Located in the Barents Sea, one of the most hospitable places on earth, Kursk had recently won a citation for its excellent performance and been recognised as having the best submarine crew in the Northern Fleet.
Fully-loaded with a complement of conventional combat weapons, the sub had a mythical standing and was said to be unsinkable, even from a direct torpedo strike.
That reputation was blown apart on the 12th August 2000 when the crew initiated a torpedo launch using dummy torpedo’s.
At 7:29am GMT, a large seismic event of magnitude 1.5 on the Richter scale was detected at the Norwegian seismic array and in other locations around the world.
A second seismic event was detected 2 minutes and 14 seconds after the first, this time, measuring 4.2 on the Richter scale, 250 times larger than the first and detected across seismographs in Northern Europe.

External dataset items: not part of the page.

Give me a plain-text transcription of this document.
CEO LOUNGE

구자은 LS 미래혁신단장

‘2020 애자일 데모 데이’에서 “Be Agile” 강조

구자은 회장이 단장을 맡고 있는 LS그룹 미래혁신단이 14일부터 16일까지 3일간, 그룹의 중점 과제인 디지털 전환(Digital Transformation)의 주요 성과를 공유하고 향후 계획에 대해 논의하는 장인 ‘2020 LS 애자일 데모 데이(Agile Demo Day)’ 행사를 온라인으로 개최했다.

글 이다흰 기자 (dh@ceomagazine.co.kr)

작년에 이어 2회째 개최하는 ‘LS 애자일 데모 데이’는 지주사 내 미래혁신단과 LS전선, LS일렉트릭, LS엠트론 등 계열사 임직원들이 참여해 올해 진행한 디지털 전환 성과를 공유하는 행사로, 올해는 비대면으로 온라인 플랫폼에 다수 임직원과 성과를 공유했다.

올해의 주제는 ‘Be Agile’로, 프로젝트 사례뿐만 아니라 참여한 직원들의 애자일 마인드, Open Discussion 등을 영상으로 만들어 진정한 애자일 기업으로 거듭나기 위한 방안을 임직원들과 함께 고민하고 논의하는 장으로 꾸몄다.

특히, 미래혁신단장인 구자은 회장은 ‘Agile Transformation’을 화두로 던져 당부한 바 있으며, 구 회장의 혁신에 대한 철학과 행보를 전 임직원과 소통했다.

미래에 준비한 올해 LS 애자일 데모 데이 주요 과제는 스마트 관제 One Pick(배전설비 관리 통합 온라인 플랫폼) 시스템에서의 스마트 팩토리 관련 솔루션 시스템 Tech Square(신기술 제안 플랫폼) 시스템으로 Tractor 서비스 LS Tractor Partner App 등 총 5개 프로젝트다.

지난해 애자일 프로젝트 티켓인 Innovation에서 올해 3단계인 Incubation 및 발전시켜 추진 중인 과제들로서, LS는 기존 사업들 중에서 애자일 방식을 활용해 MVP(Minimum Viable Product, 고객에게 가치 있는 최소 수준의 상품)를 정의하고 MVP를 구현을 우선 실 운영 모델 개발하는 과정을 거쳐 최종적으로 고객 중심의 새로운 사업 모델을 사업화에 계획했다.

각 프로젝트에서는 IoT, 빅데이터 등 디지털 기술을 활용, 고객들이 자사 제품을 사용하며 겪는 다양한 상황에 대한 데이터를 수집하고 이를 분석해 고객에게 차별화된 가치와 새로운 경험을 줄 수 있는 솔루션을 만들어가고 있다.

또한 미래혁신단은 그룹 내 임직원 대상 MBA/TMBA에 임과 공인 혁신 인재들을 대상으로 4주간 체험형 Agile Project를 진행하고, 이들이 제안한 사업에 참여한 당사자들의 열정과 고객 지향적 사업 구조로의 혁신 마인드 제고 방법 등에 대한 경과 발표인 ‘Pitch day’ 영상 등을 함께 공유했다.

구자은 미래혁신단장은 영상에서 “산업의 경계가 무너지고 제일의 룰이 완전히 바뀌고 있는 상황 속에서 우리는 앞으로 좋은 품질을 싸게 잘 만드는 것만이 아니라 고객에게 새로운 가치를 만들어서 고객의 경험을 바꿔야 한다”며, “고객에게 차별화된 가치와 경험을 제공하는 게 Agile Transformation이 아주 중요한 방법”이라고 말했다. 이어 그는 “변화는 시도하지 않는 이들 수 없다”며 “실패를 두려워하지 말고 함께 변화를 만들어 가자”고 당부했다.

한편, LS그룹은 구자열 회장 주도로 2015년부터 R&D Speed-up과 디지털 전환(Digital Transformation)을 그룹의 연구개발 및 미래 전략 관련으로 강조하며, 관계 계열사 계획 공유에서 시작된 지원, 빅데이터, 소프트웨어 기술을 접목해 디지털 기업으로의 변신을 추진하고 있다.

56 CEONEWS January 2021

Twelve hours later, searches for the doomed submarine began with the Russian Navy initially downplaying the incident, even going as far to say the naval exercise had been a resounding success.
In reality, the submarine was on the seabed, taking on water and running out of air while several attempts at rescue had failed.
Finally on the 20th August, access to the rescue trunk was achieved but no survivors were found with a massive torpedo explosion later deemed the cause of the disaster.